Here to Stay: An American in Paris

On Saturday night I watched An American in Paris and two days later I'm still hearing Gershwin's jazz riffs in my head, still listening to the swelling strains of "Our Love is Here to Stay," and still wondering how Gene Kelly manages to make ankle-length pants, white socks and black shoes terribly, terribly sexy.

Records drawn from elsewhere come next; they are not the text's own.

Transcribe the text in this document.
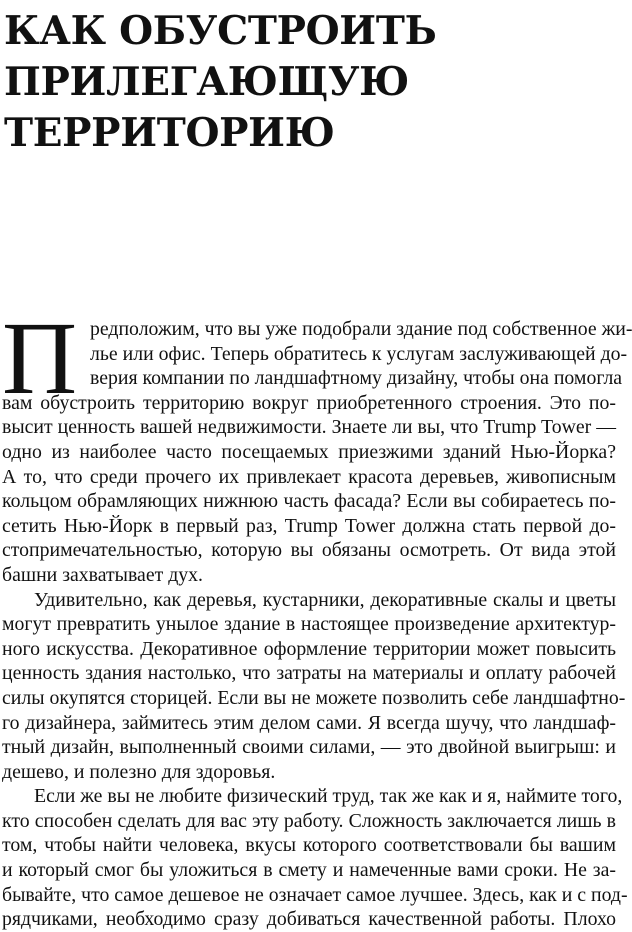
КАК ОБУСТРОИТЬ
ПРИЛЕГАЮЩУЮ
ТЕРРИТОРИЮ
П редположим, что вы уже подобрали здание под собственное жи-
лье или офис. Теперь обратитесь к услугам заслуживающей до-
верия компании по ландшафтному дизайну, чтобы она помогла
вам обустроить территорию вокруг приобретенного строения. Это по-
высит ценность вашей недвижимости. Знаете ли вы, что Trump Tower —
одно из наиболее часто посещаемых приезжими зданий Нью-Йорка?
А то, что среди прочего их привлекает красота деревьев, живописным
кольцом обрамляющих нижнюю часть фасада? Если вы собираетесь по-
сетить Нью-Йорк в первый раз, Trump Tower должна стать первой до-
стопримечательностью, которую вы обязаны осмотреть. От вида этой
башни захватывает дух.
Удивительно, как деревья, кустарники, декоративные скалы и цветы
могут превратить унылое здание в настоящее произведение архитектур-
ного искусства. Декоративное оформление территории может повысить
ценность здания настолько, что затраты на материалы и оплату рабочей
силы окупятся сторицей. Если вы не можете позволить себе ландшафтно-
го дизайнера, займитесь этим делом сами. Я всегда шучу, что ландшаф-
тный дизайн, выполненный своими силами, — это двойной выигрыш: и
дешево, и полезно для здоровья.
Если же вы не любите физический труд, так же как и я, наймите того,
кто способен сделать для вас эту работу. Сложность заключается лишь в
том, чтобы найти человека, вкусы которого соответствовали бы вашим
и который смог бы уложиться в смету и намеченные вами сроки. Не за-
бывайте, что самое дешевое не означает самое лучшее. Здесь, как и с под-
рядчиками, необходимо сразу добиваться качественной работы. Плохо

 I'm not generally a fan of the Techicolor era of movie musicals--I'm a diehard Astaire/Rogers gal--but I'm a sucker for this film. Kelly's character, Jerry Mulligan, is an ex-GI turned starving artist on the streets of Paris after WWII. Leslie Caron is Lise, a lovely shop girl with a secret. On first glance, the two don't seem to be much of a match. Until of course, they dance together.   While the film is best known for its wordless 17 minute ballet sequence at the end, for me it will always be defined by one number: the courtship dance to "Our Love is Here to Stay." Kelly is attempting to woo the resistant Caron, who leans shyly against a wall. But once the violins start, Kelly pulls her into a gentle embrace, and the two begin a balletic exchange that is at once sinuous and chaste. And while Caron is a delicate and nuanced dancer, it's Kelly who blows you away. Fleet-footed, graceful, athletic, and undeniably masculine. No matter how many grand jetes he executes, you never for a moment forget he's a guy. (Dance training tends to build muscle in rather interesting ways.)  I hadn't seen this movie in years before Saturday night, and as this dance began I actually let out an audible sigh. Just for a second, I felt as though I were dancing along the banks of the Seine. And it occurred to me that a good dance is a lot like a well-written love scene, with two people who dance around each other before they finally connect in the most satisfying of ways. A scene that builds to certain heights and then quietly falls. A scene that pulls the reader into a world she wishes she could inhabit, even if it's only for a couple of hours.